私、運動が苦手です。運動音痴に入る部類の人間なんですけど、ある男の子に憧れてテニス部に入りました。
先輩方は、初心者で運動音痴の私にも優しくしてくださいました。私だけの特別メニューを作ってくれるくらい優しい方々だったんです。
「竜崎さんは、今日も壁打ちね。そうね、20回できるようになったら教えてね」
私の部活は殆ど壁打ちでした。ラリーもまともにできない私に最適な練習だと、私もはやく先輩たちの練習に入れるようにとにかく頑張りました。
壁打ちの際に、男子テニス部の方々が休憩中に時折ですがアドバイスをくれました。
その中でアドバイスをくれる回数がダントツで多かったのは憧れの男の子でした。ぶっきらぼうにくれるアドバイスを意識してボールを打つと、今までのが噓みたいにできなかった壁打ちができたんです。
他の方々もラケットの向きや腕の角度、目につく所を今ここがダメだったよ、と優しく教えてくれたんです。
「壁打ち20回できるようになったの?
じゃあ、次は50回できるようになったら戻って来てね。みんな竜崎さんよりもレベルの高い練習してるから」
困ったように笑う先輩はそうやって私に課題を課していきました。
そこに不満はありません、だって私は初心者ですしその前に運動音痴です。みんなよりもレベルが低いことはわかってましたから。
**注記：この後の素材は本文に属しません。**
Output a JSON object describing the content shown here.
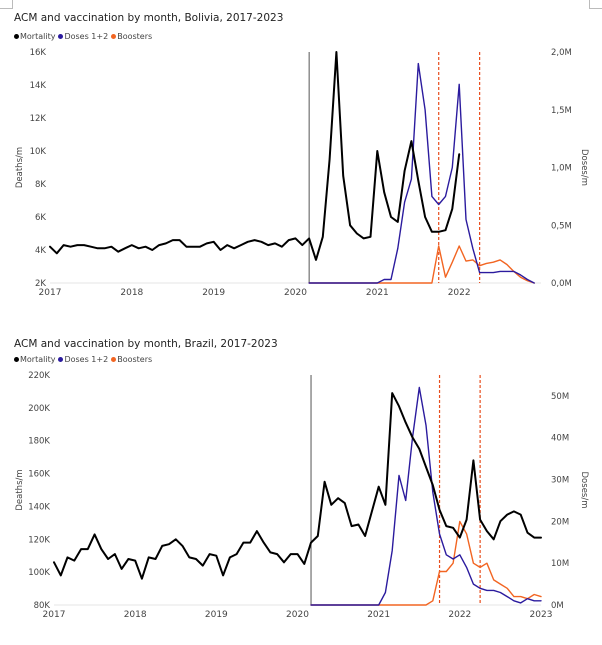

いつからか、壁打ちをしていてもアドバイスをしてくれるのは憧れの男の子だけになってしまいました。
そこにも不満はありません。むしろアドバイスをもらえていたことが奇跡ぐらいなレベルです。
友達は憧れの男の子のファンで、男子テニス部の試合には2人でよく応援に行っていました。
私もあんな風にテニスがしたい!と思いながら、応援していました。
男子テニス部は女の子の人気がある部活なので、他の女の子たちも応援に来ている中、優しいテニス部の方々は応援にも答えてくれるんです。ファンがどんどん増えるわけです。
そんな優しい方々から、突然、私は冷たい視線を向けられてしまいました。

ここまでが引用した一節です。